Luciano de Castro Campos RELATÓRIO Trata-se de Apelação Cível interposta por MARIA FERNANDA LOPES ALVES em face de sentença (ID 43871617) que, nos autos da ação de indenização, o MM.
Juízo julgou improcedentes os pedidos autorais, e condenou a autora no pagamento das custas e honorários em 10% sobre valor da causa, suspensa exigibilidade em razão da gratuidade.
Narra a autora que no dia 27 de janeiro de 2022, compareceu no laboratório do réu, para realização do exame Beta HCG, em que foi feita a coleta; e no dita 28 subsequente, saiu o resultado do exame em que constava que a autora não estava gravida.
Aduz que, em razão de fortes dores que sentia, procurou um posto de saúde, ocasião em que a médica, diante do resultado negativo de gestação, entendeu que poderiam ser cistos no ovário, e prescreveu várias medicações, inclusive o uso de anticoncepcional (Norestin), a fim de inibir crescimento de cistos; porém, totalmente contra indicado para gestantes.
Alega ainda, que ao fazer o exame endo-vaginal, descobriu que estava com 21 (vinte e uma) semanas de gestação.
Ao final, pugnou pela condenação do réu no pagamento de indenização a título de danos morais.
Na contestação, o réu se defende, argumentando que a ocorrência de resultado negativo no exame BETA HCG não motiva reparação de dano moral à paciente, alegando que o referido exame é apenas um indicativo de que possivelmente há ou não gravidez, não ensejando confiabilidade absoluta.
No termo sentencial, o juiz julgou improcedentes os pedidos e condenou a parte autora no pagamento de custas e honorários no percentual de 10% (Dez por cento) sobre o valor da causa, suspensos em razão da gratuidade.

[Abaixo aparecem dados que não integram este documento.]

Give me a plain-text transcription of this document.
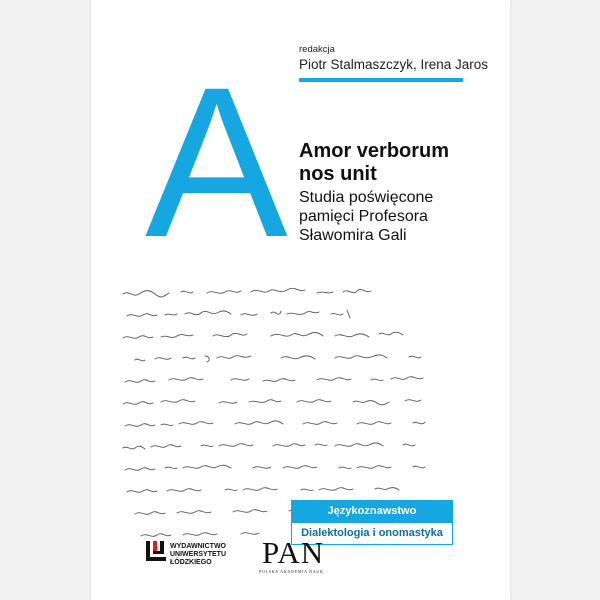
redakcja
Piotr Stalmaszczyk, Irena Jaros
A Amor verborum
nos unit
Studia poświęcone
pamięci Profesora
Sławomira Gali
Językoznawstwo
Dialektologia i onomastyka
WYDAWNICTWO
UNIWERSYTETU
ŁÓDZKIEGO	PAN
POLSKA AKADEMIA NAUK
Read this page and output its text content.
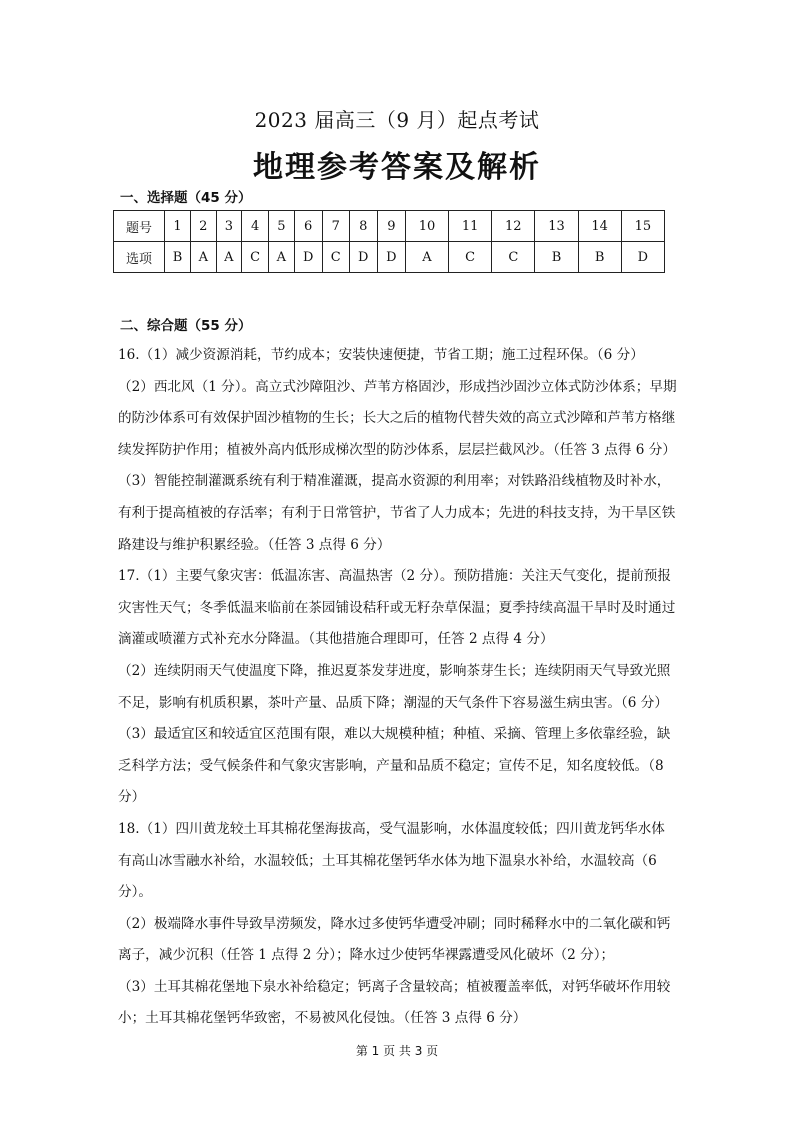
2023 届高三（9 月）起点考试
地理参考答案及解析
一、选择题（45 分）
题号	1	2	3	4	5	6	7	8	9	10	11	12	13	14	15
选项	B	A	A	C	A	D	C	D	D	A	C	C	B	B	D
二、综合题（55 分）

16.（1）减少资源消耗，节约成本；安装快速便捷，节省工期；施工过程环保。（6 分）

（2）西北风（1 分）。高立式沙障阻沙、芦苇方格固沙，形成挡沙固沙立体式防沙体系；早期的防沙体系可有效保护固沙植物的生长；长大之后的植物代替失效的高立式沙障和芦苇方格继续发挥防护作用；植被外高内低形成梯次型的防沙体系，层层拦截风沙。（任答 3 点得 6 分）

（3）智能控制灌溉系统有利于精准灌溉，提高水资源的利用率；对铁路沿线植物及时补水，有利于提高植被的存活率；有利于日常管护，节省了人力成本；先进的科技支持，为干旱区铁路建设与维护积累经验。（任答 3 点得 6 分）

17.（1）主要气象灾害：低温冻害、高温热害（2 分）。预防措施：关注天气变化，提前预报灾害性天气；冬季低温来临前在茶园铺设秸秆或无籽杂草保温；夏季持续高温干旱时及时通过滴灌或喷灌方式补充水分降温。（其他措施合理即可，任答 2 点得 4 分）

（2）连续阴雨天气使温度下降，推迟夏茶发芽进度，影响茶芽生长；连续阴雨天气导致光照不足，影响有机质积累，茶叶产量、品质下降；潮湿的天气条件下容易滋生病虫害。（6 分）

（3）最适宜区和较适宜区范围有限，难以大规模种植；种植、采摘、管理上多依靠经验，缺乏科学方法；受气候条件和气象灾害影响，产量和品质不稳定；宣传不足，知名度较低。（8 分）

18.（1）四川黄龙较土耳其棉花堡海拔高，受气温影响，水体温度较低；四川黄龙钙华水体有高山冰雪融水补给，水温较低；土耳其棉花堡钙华水体为地下温泉水补给，水温较高（6 分）。

（2）极端降水事件导致旱涝频发，降水过多使钙华遭受冲刷；同时稀释水中的二氧化碳和钙离子，减少沉积（任答 1 点得 2 分）；降水过少使钙华裸露遭受风化破坏（2 分）；

（3）土耳其棉花堡地下泉水补给稳定；钙离子含量较高；植被覆盖率低，对钙华破坏作用较小；土耳其棉花堡钙华致密，不易被风化侵蚀。（任答 3 点得 6 分）

第 1 页 共 3 页
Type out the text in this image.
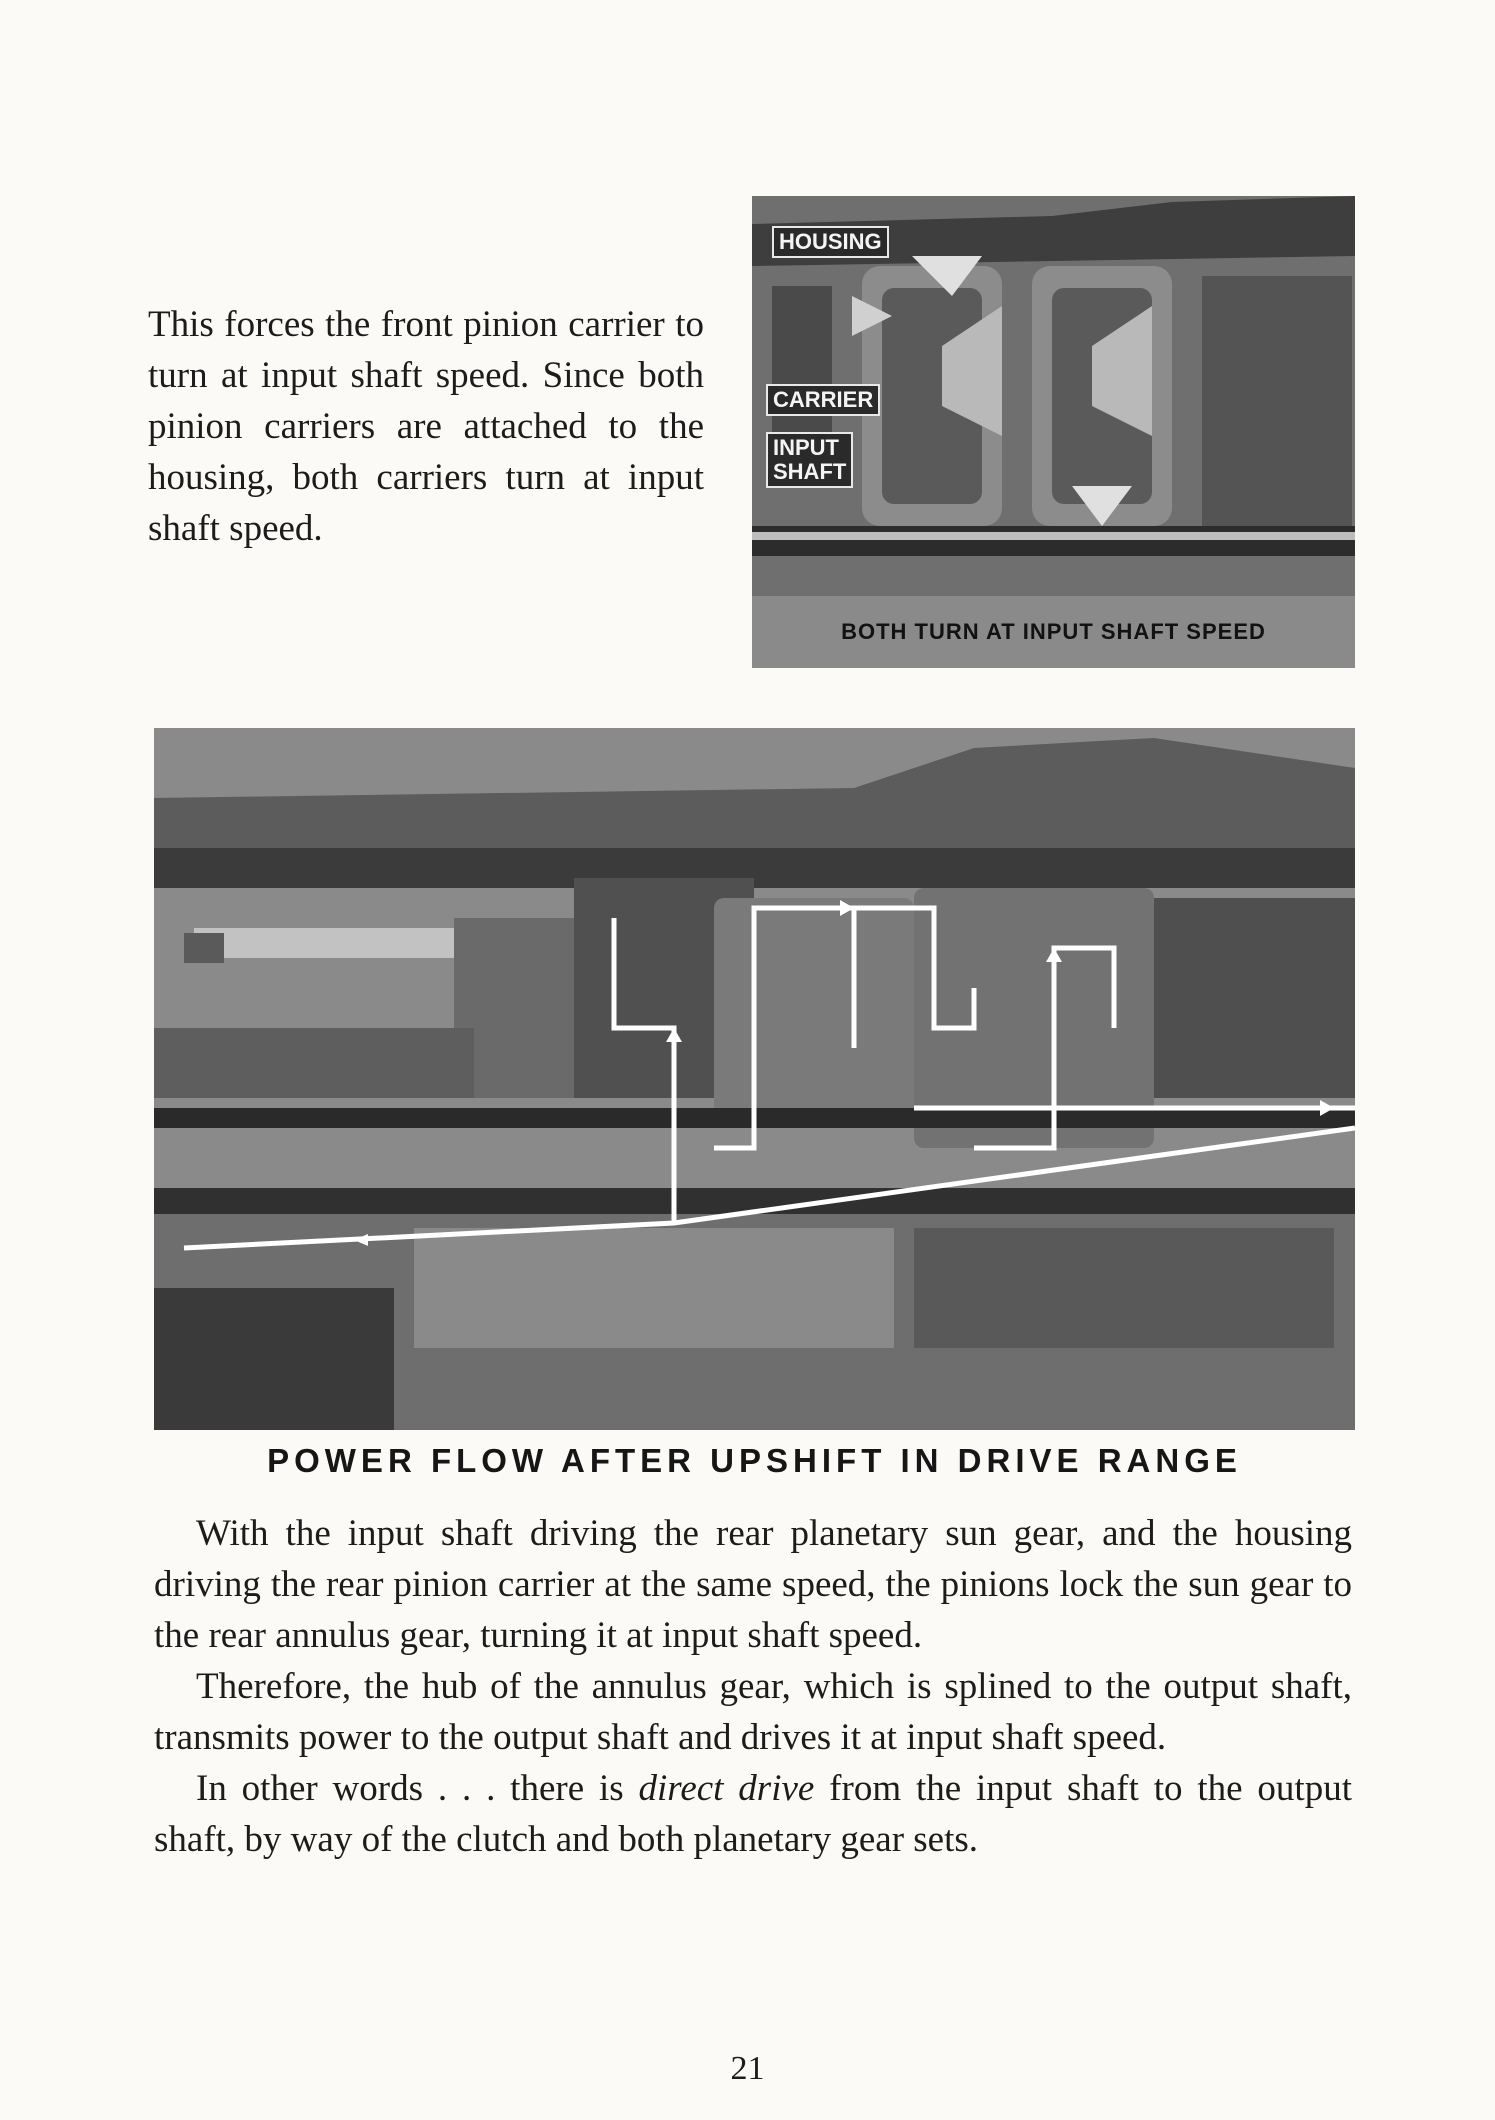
This forces the front pinion carrier to turn at input shaft speed. Since both pinion carriers are attached to the housing, both carriers turn at input shaft speed.

HOUSING
CARRIER
INPUT
SHAFT
BOTH TURN AT INPUT SHAFT SPEED
POWER FLOW AFTER UPSHIFT IN DRIVE RANGE

With the input shaft driving the rear planetary sun gear, and the housing driving the rear pinion carrier at the same speed, the pinions lock the sun gear to the rear annulus gear, turning it at input shaft speed.

Therefore, the hub of the annulus gear, which is splined to the output shaft, transmits power to the output shaft and drives it at input shaft speed.

In other words . . . there is direct drive from the input shaft to the output shaft, by way of the clutch and both planetary gear sets.

21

Em suas razões recursais (ID 43871622), a parte autora, requer a reforma da sentença alegando que decorrente do resultado do exame, passou a tomar medicamento e garrafadas de ervas medicinais todas contraindicadas para mulheres grávidas.
Sustenta que depois de fazer a ultrassom endo-vaginal foi surpreendida com a notícia de que estava grávida.
Alega que viveu um verdadeiro tormento pois temia um aborto ou má formação do bebê.
Ao final, requer o provimento do recurso para julgar procedentes seus pedidos.
Devidamente intimado, o apelado não ofereceu contrarrazões (certidão ID. 43871624). É o que importa relatar.
Inclua-se em pauta.
Caruaru, datado eletronicamente.
Luciano de Castro Campos Desembargador Relator 09 Voto vencedor: PRIMEIRA TURMA DA CÂMARA REGIONAL DE CARUARU Apelação Cível nº 0004071-65.2022.8.17.2640 Apelante: MARIA FERNANDA LOPES ALVES Apelado: M F ANDRADE SIMOES - ME Relator: Des.
Luciano de Castro Campos VOTO Presentes os pressupostos de admissibilidade, conheço do presente recurso e passo a apreciá-lo.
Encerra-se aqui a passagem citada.